As if everything is that easy... I need to go back to my lessons since I reviewed for the airforce just last month... Besides as much as possible I want to use my own money in taking the exam so that nobody will say that "Naku sayang lang pera ko sa pagaaksaya sa test na yan". I know I should think positive, I'm always the one whose telling my friends to be positive with everything and always look to the brighter side. Here I am scared as hell to face failures.

"I'm not Afraid to be Afraid" yeah right. Someday. I only have 2weeks or more to review for my LPN exam isn't that great?? realistic right? oh well Im a genius. GENIUS. (yeah right) Actually i dont have plans to let you guys know but hey I dont have to be scared of what might people think of me or what people might see me as a person. I am who I am and If I will fail, I will fail but that's because I did not do well and not because I dont have the guts to do it. Right?

Besides, I am still lucky. Lucky because I don't need to have problems going in or out of the US which most of my co-nurses major problem in the Philippines. Lucky because I still have few relatives who are being supportive to my plans.

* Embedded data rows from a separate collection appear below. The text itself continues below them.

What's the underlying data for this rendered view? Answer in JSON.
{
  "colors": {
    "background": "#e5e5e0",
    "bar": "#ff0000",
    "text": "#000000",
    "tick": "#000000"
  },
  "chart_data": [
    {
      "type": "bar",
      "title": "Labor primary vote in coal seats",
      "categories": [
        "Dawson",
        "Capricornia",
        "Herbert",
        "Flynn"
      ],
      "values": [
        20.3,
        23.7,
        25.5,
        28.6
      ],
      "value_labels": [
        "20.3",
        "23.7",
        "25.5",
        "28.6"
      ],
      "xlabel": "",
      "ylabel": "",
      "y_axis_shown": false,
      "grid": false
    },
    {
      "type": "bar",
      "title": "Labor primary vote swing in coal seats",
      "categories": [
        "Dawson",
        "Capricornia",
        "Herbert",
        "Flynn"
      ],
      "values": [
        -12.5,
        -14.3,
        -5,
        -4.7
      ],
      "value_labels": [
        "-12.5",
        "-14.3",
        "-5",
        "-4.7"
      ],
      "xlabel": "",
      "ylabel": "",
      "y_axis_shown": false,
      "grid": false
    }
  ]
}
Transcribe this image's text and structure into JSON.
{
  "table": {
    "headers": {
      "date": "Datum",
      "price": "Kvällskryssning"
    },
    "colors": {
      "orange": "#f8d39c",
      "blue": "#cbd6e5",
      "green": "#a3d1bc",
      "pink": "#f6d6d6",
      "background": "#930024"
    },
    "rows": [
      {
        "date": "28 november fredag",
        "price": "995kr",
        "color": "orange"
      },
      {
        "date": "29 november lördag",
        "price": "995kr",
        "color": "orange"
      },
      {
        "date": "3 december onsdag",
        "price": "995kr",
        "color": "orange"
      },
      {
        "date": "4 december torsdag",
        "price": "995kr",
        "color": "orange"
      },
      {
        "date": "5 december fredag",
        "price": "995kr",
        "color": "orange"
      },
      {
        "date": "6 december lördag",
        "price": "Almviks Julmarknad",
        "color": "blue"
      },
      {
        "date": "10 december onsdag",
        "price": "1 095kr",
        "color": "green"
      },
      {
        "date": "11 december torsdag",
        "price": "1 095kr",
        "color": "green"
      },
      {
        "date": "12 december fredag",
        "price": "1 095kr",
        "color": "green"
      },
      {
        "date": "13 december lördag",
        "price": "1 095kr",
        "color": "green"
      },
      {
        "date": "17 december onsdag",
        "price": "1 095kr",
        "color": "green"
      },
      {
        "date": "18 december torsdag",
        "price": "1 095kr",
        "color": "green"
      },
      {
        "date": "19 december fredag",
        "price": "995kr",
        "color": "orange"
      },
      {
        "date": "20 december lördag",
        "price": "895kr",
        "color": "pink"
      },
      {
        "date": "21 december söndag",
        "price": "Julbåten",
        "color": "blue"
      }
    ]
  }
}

There's a saying that "you can't have everything" Somethings are not that easy to get.

Thank God someone lend me a laptop.. yeah kewl! I can use it for 2months so I can peacefully review here in my room. Thanks to my Cousin's wife co-worker for lending me this laptop.

That's all so guys wish me luck to my adventures!

P.S: We are going to New York tomorrow!!!!!!! yeeeeeeaaaaaaahhhhhhhhhhhhhhhhhh! I am so EXCITED!

Monday, June 23, 2008

Updating

It's really difficult to be away from home especially when you need to deal with people whose trying to control everything.

A day after I got here my Aunt and cousin bought me some stuffs and a cellphone so that they can contact me or call me anytime. I was first staying at my aunt's friend, Auntie Purita. She's so nice to let me stay there. Then @ the mall, I finally got the chance to meet my half brother and he's also so nice. Then we went to the party of my Aunt's friend. I met a lot of people there and all of them know my brother and they keep on saying... "she looks like rodney".

I'm really happy to finally meet him. He's my closest connection to dad. He's really nice to me and i can feel that he's also happy to see me. He even invited us to go to their house yesterday and he cooked all of my favorite food. He was also asking me to stay with him and move in their house but I don't want to be a burden to him since I need to find a job soon and he will be obligated to bring me to work and of course fetch me.

So far, everything is still under my control... STILL. For now, someone is helping me to find a job in hospitals and I'm baby sitting my niece and nephew.